Проблема с построением лучшего мира с помощью эмпатии в смысле эмоционального заражения, подражания, викарных эмоций и зеркальных нейронов состоит в том, что мы не можем рассчитывать на них как на триггер той эмпатии, которая нам нужна, а именно сопереживающей озабоченности благополучием другого. Сочувствие рождается внутри, оно следствие, а не причина отношения людей друг к другу. В зависимости от того, как наблюдатель расценивает отношения, его ответ на боль другого может быть эмпатическим, нейтральным или контрэмпатическим.
~
В главе 8 мы изучали структуры мозга, определяющие нашу склонность к насилию, теперь давайте взглянем на те его области, которые обусловливают существование наших добрых ангелов. Поиск сигналов эмпатии в мозге человека подтвердил, что викарные эмоции притупляются или усиливаются в зависимости от убеждений того, кто их испытывает. Клаус Ламм, Дэниел Батсон и Жан Декети просили участников эксперимента войти в положение пациента (подставного), страдающего от звона в ушах, — тот проходил «экспериментальное лечение»: в его наушники периодически подавался резкий звуковой сигнал, заставлявший человека заметно морщиться
[1665]. Паттерн активности мозга участников в процессе сопереживания пациенту совпадал с паттерном, возникавшим, когда они сами слышали шум. Во-первых, возбуждалась часть островка — зона коры, которая, как мы уже знаем, отвечает за внутренние телесные ощущения (см. рис. 8–3). Во-вторых, загоралась миндалина — орган в форме миндального зернышка, реагирующий на пугающие и тревожные стимулы (см. рис. 8–2). В-третьих, наблюдалась активность в передне-средней поясной коре (см. рис. 8–4) — это бороздка с внутренней стороны полушария головного мозга, которая вовлечена в обработку мотивационного аспекта боли — не самого болезненного ощущения, но сильного желания, чтобы оно прекратилось. (Исследования показывают, что восприятие чужой боли обычно не активирует те части мозга, которые возбуждаются при реальных телесных ощущениях; это было бы ближе к галлюцинации, чем к эмпатии.) Участников никогда не помещали в ситуацию, которая могла бы вызвать контрэмпатию вроде соперничества или мести; они реагировали, исходя из когнитивного толкования ситуации. Если им говорили, что лечение сработало и пациент мучился не зря, активность их мозга, демонстрирующая тревогу и переживание чужой боли, затухала.

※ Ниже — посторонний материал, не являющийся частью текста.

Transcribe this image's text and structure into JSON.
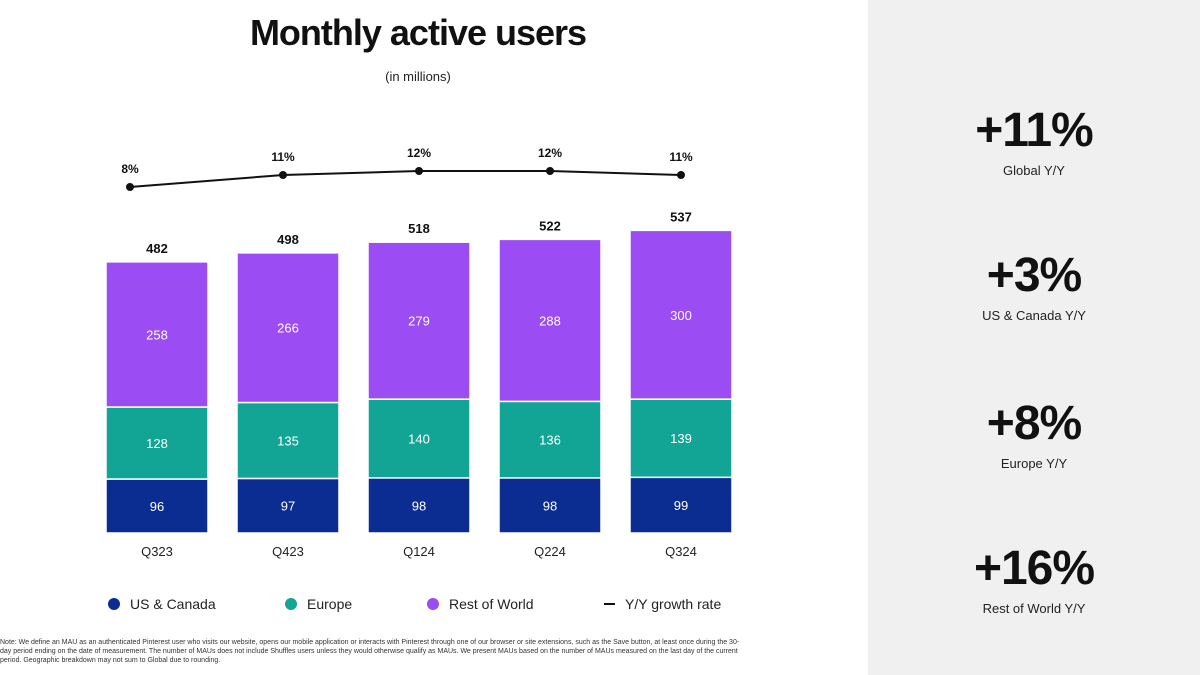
{
  "chart_data": {
    "type": "bar",
    "stacked": true,
    "title": "Monthly active users",
    "subtitle": "(in millions)",
    "categories": [
      "Q323",
      "Q423",
      "Q124",
      "Q224",
      "Q324"
    ],
    "series": [
      {
        "name": "US & Canada",
        "color": "#0b2d91",
        "values": [
          96,
          97,
          98,
          98,
          99
        ]
      },
      {
        "name": "Europe",
        "color": "#12a596",
        "values": [
          128,
          135,
          140,
          136,
          139
        ]
      },
      {
        "name": "Rest of World",
        "color": "#9b4cf2",
        "values": [
          258,
          266,
          279,
          288,
          300
        ]
      }
    ],
    "totals": [
      482,
      498,
      518,
      522,
      537
    ],
    "growth": {
      "name": "Y/Y growth rate",
      "values": [
        8,
        11,
        12,
        12,
        11
      ],
      "labels": [
        "8%",
        "11%",
        "12%",
        "12%",
        "11%"
      ]
    },
    "ylim": [
      0,
      560
    ],
    "legend_position": "bottom"
  },
  "note": "Note: We define an MAU as an authenticated Pinterest user who visits our website, opens our mobile application or interacts with Pinterest through one of our browser or site extensions, such as the Save button, at least once during the 30-day period ending on the date of measurement. The number of MAUs does not include Shuffles users unless they would otherwise qualify as MAUs. We present MAUs based on the number of MAUs measured on the last day of the current period. Geographic breakdown may not sum to Global due to rounding.",
  "side_stats": [
    {
      "value": "+11%",
      "label": "Global Y/Y"
    },
    {
      "value": "+3%",
      "label": "US & Canada Y/Y"
    },
    {
      "value": "+8%",
      "label": "Europe Y/Y"
    },
    {
      "value": "+16%",
      "label": "Rest of World Y/Y"
    }
  ]
}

Общая картина, которую рисует нам изучение сострадающего мозга, такова: не существует центра эмпатии с нейронами эмпатии, но существуют сложные паттерны активации и модуляции, которые зависят от того, как наблюдатель интерпретирует затруднения другого и природу своих отношений с ним. Приблизительный атлас эмпатии может выглядеть следующим образом
[1666]. Височно-теменной узел и близлежащая извилина (желобок) в верхней височной доле оценивают физическое и умственное состояние другого человека. Дорсолатеральная префронтальная кора и прилежащий лобный полюс (кончик лобной доли) вычисляют особенности ситуации и конечную цель. Орбитальная и вентромедиальная кора объединяют результаты этих вычислений и модулируют реакцию эволюционно старших, эмоциональных частей мозга. Миндалина реагирует на пугающие и тревожные стимулы, учитывая интерпретации, поступающие от расположенного неподалеку лобного полюса. Островок регистрирует отвращение, гнев и викарную боль. Передняя поясная кора переключает управление между системами мозга в ответ на срочные сигналы, посланные структурами, регистрирующими физическую или эмоциональную боль, или теми, что требуют взаимоисключающих реакций. К несчастью для теории зеркальных нейронов, наиболее ими богатые зоны мозга, то есть части лобных долей, планирующие моторные движения (самая задняя их область, расположенная над сильвиевой щелью), и зоны теменной доли, которые регистрируют телесные ощущения, по большей части не вовлечены в эмпатический ответ, за исключением областей теменных долей, отслеживающих положение тел присутствующих.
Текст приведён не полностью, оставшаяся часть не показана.